The sensor analysis addresses the question: Given the constraints of the SRR what sensors are needed to perform the tasks needed for the SRR? Again, the additional question is: Can I get and make effective use of those sensors.
A more basic question is what is the purpose of the sensors? Without a more detailed analysis we do not know. But based on experience and some reflection on the overall problem we can outline a few fundamental requirements.
The list is surely incomplete but we can survey the available sensors and determine where they may be useful, and, can I make use of them.
Two sensors often used in robot, especially those outdoors, are accelerometers and gyroscopes. The accelerometer is a clear choice for detecting when the robot might tumble. (Mystic 2 in '13 rolled over because of a small slump on the side of a hill.) Unfortunately, it is more challenging to use for determining speed or direction as one would hope.
Similarly, one would expect a gyroscope to be useful for determining changes in bearing but so far my experience is not favorable. I will continue experimenting with them. Also, I have used inexpensive devices and it may be that more expensive may be usable.

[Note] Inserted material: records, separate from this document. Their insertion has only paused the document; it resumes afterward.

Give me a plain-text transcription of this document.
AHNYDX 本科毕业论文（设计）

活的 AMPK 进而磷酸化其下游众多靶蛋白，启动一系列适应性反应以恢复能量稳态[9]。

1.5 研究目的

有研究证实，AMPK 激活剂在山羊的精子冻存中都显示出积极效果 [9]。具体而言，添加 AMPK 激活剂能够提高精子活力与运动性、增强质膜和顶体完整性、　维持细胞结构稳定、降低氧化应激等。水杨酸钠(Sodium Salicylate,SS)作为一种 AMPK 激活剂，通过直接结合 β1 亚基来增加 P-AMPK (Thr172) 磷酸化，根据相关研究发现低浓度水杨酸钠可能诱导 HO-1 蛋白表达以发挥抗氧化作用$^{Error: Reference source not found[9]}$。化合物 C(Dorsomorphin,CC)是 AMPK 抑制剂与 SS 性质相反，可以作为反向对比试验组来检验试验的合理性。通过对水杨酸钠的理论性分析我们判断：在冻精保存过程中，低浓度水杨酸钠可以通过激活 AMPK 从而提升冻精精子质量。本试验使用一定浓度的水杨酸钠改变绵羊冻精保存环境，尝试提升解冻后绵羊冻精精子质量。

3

Accelerometers and gyroscopes in combination are sometimes referred to as an Inertial Measurement Unit (IMU), although many IMUs also include a compass. The Phidgets device that I have contains all three sensors. For the competition I would need to satisfy the judges that the compass is not being used.
Some of the entrants have used lidar (a portmanteau of "light" and "radar) which uses a laser beam to measure the distance to objects. These tend to be expensive and, since they actually use infra-red, may be problematic in the bright sun. Entrants who used them have mixed comments, some finding them useful and others having sun light problems.
There is one hobby version from Miremadi that is a less expensive possibility. The designer indicates it works well in sunlight as long as the sun is not shining directly into the sensor. A lidar would be useful for obstacle detection.
A similar device is a Sharp IR sensor such as the GP2Y0A02. Again, since these use infra-red they are problematic outdoors. Teams that used them found them difficult to use for collision detection. They may be useful for other proximity measurements.
Wheel encoders are another typical sensor. The Dagu Wild Thumper chassis I am using does not have these on the motors but they are available special order, meaning costs a lot, from China. Encoders are problematic because wheels can slip, and often do outdoors, which makes the results inaccurate. I just have an aversion to them because of the potential problems, especially with a skid-steer system.
Vision is clearly one sensor that must be used in the challenge. I do not have a great understanding vision processing techniques. It may be hubris on my part to think I can address the problems that many researchers with greater experience are attempting to solve.
The sensors above you can find mentioned in any good book on mobile robots. Here are some other possible sensors that might be constructed for the SRR.
Forrest M. Mims III developed a LED Sun Photometer that lead me to thinking about using the sun to determine the bearing of the robot. Since the robot has a clock it would be easy to determine the azimuth of the sun and from this calculate the bearing of the robot. I performed some experiments with this but time prevented refining this into a useful device. One team in 2012 attempted to use a similar device but reported that nearby buildings and trees in the park limited its usefulness.
An alternative approach is to use the camera to detect the sun by locating the brightest area in the sky.
Obviously both these approaches are challenged by trees, buildings, and clouds. The use of UV LEDs, or photodiodes, might eliminate the clouds as a challenge.
I also considered using the radio signal generated by the sun. The sun outputs a tremendous radio-frequency (RF) signal. Much of this is blocked by the atmosphere but frequencies around 2.5 Ghz, same as WiFi, pass through. One difficulty I encountered was finding a receiver design. I also determined that a directional antenna sufficient to locate the sun's position would be larger than my rovers could manage.
Another idea, somewhat related to vision, is the use of an optical mouse with a lens that focuses on the ground. The mouse measures the movement of the ground under the rover. This provides a measurement of the rovers movement.
The rovers need to communicate with one another using WiFi. The home beacon has a WiFi router to enable this information sharing. The WiFi signal strength from the router is proportional to the distance to the rover. It might also be possible to measure the bearing to the router. This information combined might provide information about the location of the rover. Possible problems are reflections from buildings, other interfering WiFi signals, and insufficient correlation between the signal strength and distance.
The answer to the main questions are still open to a large extent. It is clear that vision processing is critical to meeting the challenge. Almost all the requirements listed above involve vision processing. There are a couple that can be addressed with a reliable IMU but even they benefit from vision processing.
Can I use these sensors? For most of them the answer is I can. As for vision processing, I will accept the challenge of learning it.